CodeIgniter Forums
lacking unicode support for file uploading class? - Printable Version

+- CodeIgniter Forums (https://forum.codeigniter.com)
+-- Forum: Archived Discussions (https://forum.codeigniter.com/forumdisplay.php?fid=20)
+--- Forum: Archived Development & Programming (https://forum.codeigniter.com/forumdisplay.php?fid=23)
+--- Thread: lacking unicode support for file uploading class? (/showthread.php?tid=3421)



lacking unicode support for file uploading class? - El Forum - 09-29-2007

[eluser]Arjen van Bochoven[/eluser]
It probably is a php issue, but it would be nice if CI checked for unicode support or sanitizes the filename somewhat stricter.

When I upload a file with unicode chars in the filename, I get an error.

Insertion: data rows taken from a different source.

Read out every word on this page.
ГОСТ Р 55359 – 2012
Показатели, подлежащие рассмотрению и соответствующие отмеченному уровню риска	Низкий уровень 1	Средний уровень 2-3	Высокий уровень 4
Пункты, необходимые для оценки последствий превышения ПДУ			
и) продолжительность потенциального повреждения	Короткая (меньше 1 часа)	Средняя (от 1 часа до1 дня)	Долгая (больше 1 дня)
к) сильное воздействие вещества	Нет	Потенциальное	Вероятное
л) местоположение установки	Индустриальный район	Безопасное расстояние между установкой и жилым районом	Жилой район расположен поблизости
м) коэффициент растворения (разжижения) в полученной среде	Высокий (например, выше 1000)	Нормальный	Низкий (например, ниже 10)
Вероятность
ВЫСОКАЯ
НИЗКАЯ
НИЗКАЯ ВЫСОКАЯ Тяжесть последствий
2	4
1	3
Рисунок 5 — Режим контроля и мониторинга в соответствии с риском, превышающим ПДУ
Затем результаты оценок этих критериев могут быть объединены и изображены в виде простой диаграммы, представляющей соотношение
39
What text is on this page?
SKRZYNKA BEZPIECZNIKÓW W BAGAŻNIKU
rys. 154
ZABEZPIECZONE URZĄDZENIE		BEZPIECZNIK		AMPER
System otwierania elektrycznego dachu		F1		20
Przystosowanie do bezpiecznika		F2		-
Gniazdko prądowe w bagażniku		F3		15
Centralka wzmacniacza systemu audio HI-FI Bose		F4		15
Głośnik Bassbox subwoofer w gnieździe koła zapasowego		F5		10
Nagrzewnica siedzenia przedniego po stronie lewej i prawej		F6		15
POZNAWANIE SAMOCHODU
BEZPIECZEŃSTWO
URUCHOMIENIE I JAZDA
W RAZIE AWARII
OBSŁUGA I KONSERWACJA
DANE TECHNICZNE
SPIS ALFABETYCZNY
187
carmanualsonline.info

Can anyone confirm this? I followed the guidelines in the User Guide which resulted in a working application.

I'm not to good in handling unicode, so I took the url_title function and extended the CI_Upload class with this:
Code:
<?php  if (!defined('BASEPATH')) exit('No direct script access allowed');


class MY_Upload extends CI_Upload {

     /**
      * Extra filename cleaning for unicode chars etc.
      *
      * @return string
      * @author bochoven
      **/

    function clean_file_name($filename)
    {
        $replace = '_';
        $trans = array(
                        "\s+"                                => $replace,
                        "[^a-z0-9\.".$replace."]"                => '',
                        $replace."+"                        => $replace,
                        $replace."$"                        => '',
                        "^".$replace                        => ''
                       );

        $filename = strip_tags(strtolower($filename));

        foreach ($trans as $key => $val)
        {
            $filename = preg_replace("#".$key."#", $val, $filename);
        }

        return trim(stripslashes($filename));
        
    }
}

This strips the filename, and all is fine


lacking unicode support for file uploading class? - El Forum - 09-30-2007

[eluser]xwero[/eluser]
You are right about unicode being a php issue, unicode support is scheduled for php6.

Instead of cleaning up the filename you could use the encrypt option of the configuration class.


lacking unicode support for file uploading class? - El Forum - 09-30-2007

[eluser]Arjen van Bochoven[/eluser]
Thanks for the info, I could not find anything useful on php.net.

Although I like the encryption option, I don't like my end users confronted with d28e2bca687873aba49b22dfd61c3443.jpg when they upload "A picture of the beach.jpg". I would like 'proper' filenames to pass thru while improper ones get sanitized.


lacking unicode support for file uploading class? - El Forum - 09-30-2007

[eluser]xwero[/eluser]
I understand, i was just suggesting there are CI build-in options to circumvent the unicode problem for files. Cleaning the filename is a nice option so thank you for sharing.


lacking unicode support for file uploading class? - El Forum - 09-30-2007

[eluser]esra[/eluser]
Harry Fuecks maintains a collection of Unicode UTF-8 encoding string handlers on SourceForge. The string handlers were orginally designed for the WACT framework and released later as a standalone package for more widespread use.

Some information about the more larger problem with references to the string handlers.

http://www.phpwact.org/php/i18n/charsets

Sourceforge download for the string handlers is here:

http://sourceforge.net/projects/phputf8

These use mbstring if it is enabled in php.ini for a slight performance gain. I believe that these string handlers were added as a helper to the Kohana fork.


lacking unicode support for file uploading class? - El Forum - 10-01-2007

[eluser]Référencement Google[/eluser]
Thanks for sharing Arjen van Bochoven, I was just having the same issue and looking for a solution, that works perfectly for me!